On June 24, behind-the-meter solar made up as much as 22% of the power being used in New England at any given time, according to the Acadia Center. At 3:40 p.m., total demand peaked at 28.5 GW, of which 4.4 GW was met by solar installed by homeowners, businesses, and other institutions.
As wholesale power prices surpassed $1,000 per megawatt-hour, this avoided consumption from the grid saved consumers at least $8.2 million, according to the Acadia Center.
This estimate, however, is conservative, Dickerson said. He and his colleagues also did a more rigorous analysis accounting for the fact that solar suppresses wholesale energy prices by reducing overall demand on the system. By these calculations, the true savings for consumers actually topped $19 million, and even that seems low, Dickerson said.
In Vermont, the state’s largest utility also relieved some of the pressure on the grid by deploying its widespread network of residential and EV batteries. That could save its customers some $3 million by eliminating the utility’s need to buy expensive power from the grid and reducing fees tied to peak demand.
“Green Mountain Power has proven that by making these upfront investments in batteries, you can save ratepayers money,” said Peter Sterling, executive director of trade association Renewable Energy Vermont. “It’s something I think is replicable by other utilities in the country.”
Green Mountain Power’s system of thousands of batteries is what is often called a “virtual power plant” — a collection of geographically distributed resources like residential batteries, electric vehicles, solar panels, and wind turbines that can work together to supply power to the grid and or reduce demand. In Vermont, Green Mountain Power’s virtual power plant is its largest dispatchable resource, spokesperson Kristin Carlson said. The 72-MW system includes batteries from 5,000 customers, electric school bus batteries, and a mobile, utility-scale battery on wheels.
The network began in 2015 with the construction of a 3.4-megawatt-hour storage facility at a solar field in Rutland, Vermont. Two years later, the utility launched a modest pilot program offering Tesla’s Powerwall batteries to 20 customers, followed in 2018 by a pilot that paid customers to share their battery capacity during high-demand times. In 2022, a partnership with South Burlington’s school district linked electric school buses to the system, and in 2023, state regulators lifted an annual cap on new enrollments it had imposed on a Green Mountain Power program that leases batteries to households. The number of customers with home batteries has since grown by 72%.

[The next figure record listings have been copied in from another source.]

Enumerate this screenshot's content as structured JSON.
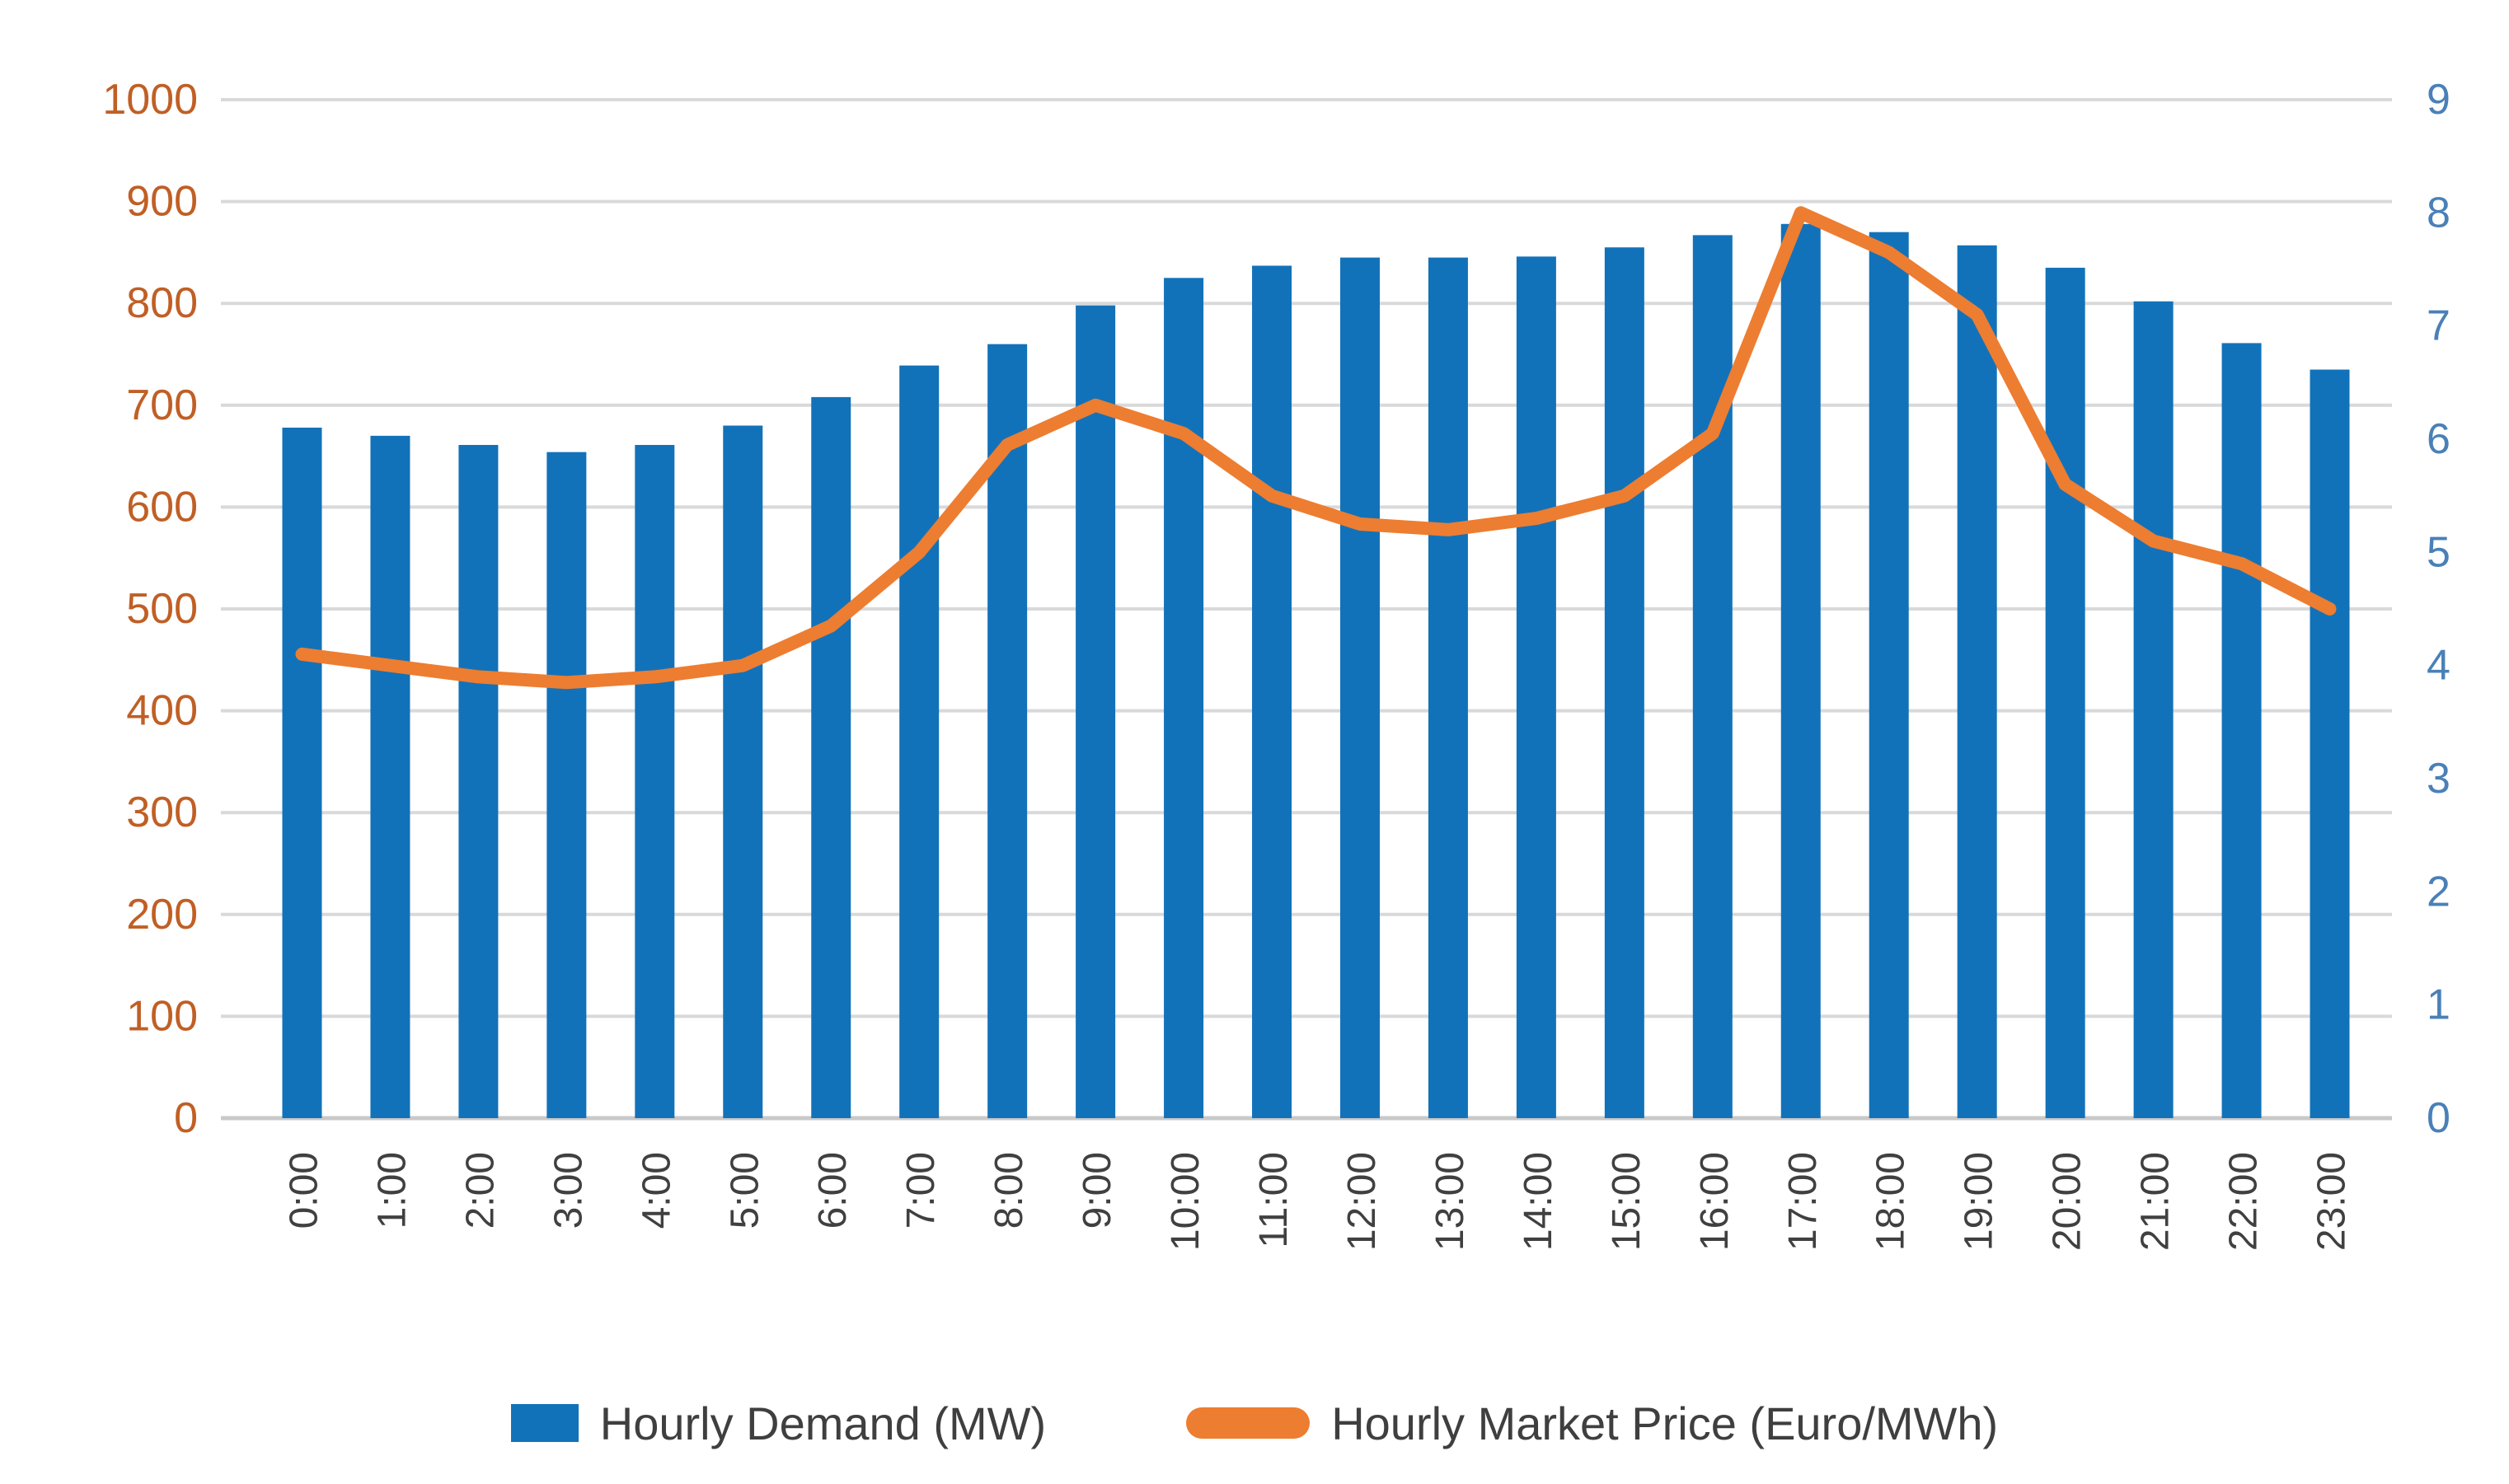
{
  "chart_data": {
    "type": "combo-bar-line",
    "title": "",
    "categories": [
      "0:00",
      "1:00",
      "2:00",
      "3:00",
      "4:00",
      "5:00",
      "6:00",
      "7:00",
      "8:00",
      "9:00",
      "10:00",
      "11:00",
      "12:00",
      "13:00",
      "14:00",
      "15:00",
      "16:00",
      "17:00",
      "18:00",
      "19:00",
      "20:00",
      "21:00",
      "22:00",
      "23:00"
    ],
    "series": [
      {
        "name": "Hourly Demand (MW)",
        "type": "bar",
        "axis": "left",
        "color": "#1272b9",
        "values": [
          678,
          670,
          661,
          654,
          661,
          680,
          708,
          739,
          760,
          798,
          825,
          837,
          845,
          845,
          846,
          855,
          867,
          878,
          870,
          857,
          835,
          802,
          761,
          735
        ]
      },
      {
        "name": "Hourly Market Price (Euro/MWh)",
        "type": "line",
        "axis": "right",
        "color": "#ed7d31",
        "values": [
          4.1,
          4.0,
          3.9,
          3.85,
          3.9,
          4.0,
          4.35,
          5.0,
          5.95,
          6.3,
          6.05,
          5.5,
          5.25,
          5.2,
          5.3,
          5.5,
          6.05,
          8.0,
          7.65,
          7.1,
          5.6,
          5.1,
          4.9,
          4.5
        ]
      }
    ],
    "left_axis": {
      "min": 0,
      "max": 1000,
      "step": 100,
      "label_color": "#c05f25",
      "tick_labels": [
        "0",
        "100",
        "200",
        "300",
        "400",
        "500",
        "600",
        "700",
        "800",
        "900",
        "1000"
      ]
    },
    "right_axis": {
      "min": 0,
      "max": 9,
      "step": 1,
      "label_color": "#4a80b8",
      "tick_labels": [
        "0",
        "1",
        "2",
        "3",
        "4",
        "5",
        "6",
        "7",
        "8",
        "9"
      ]
    },
    "grid": true,
    "gridline_color": "#d9d9d9",
    "x_label_color": "#404040",
    "legend_position": "bottom"
  }
}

“We’ve had a really dramatic expansion,” Carlson said. “It is growing by leaps and bounds.”
The network saved consumers money during the heat wave by avoiding the need to buy power at the high prices the market reached that day, but also by helping to lower the “capacity fees” charged by ISO New England. These charges are determined by the one hour of highest demand on the grid all year, and then allocated to each utility based on their contributions to that peak. By pulling power from batteries rather than just the grid, Green Mountain Power lowered its part of the peak.
If the afternoon of June 24 remains the time of peak demand for 2025, Green Mountain Power’s 275,000 customers will save about $3 million in total and avoided power purchases, the utility calculated. Looking ahead, more hot weather and further expansion of the utility’s virtual power plant will likely continue to put money back in customers’ pockets, Sterling said: “When you play that out over many years, that’s real savings to ratepayers.”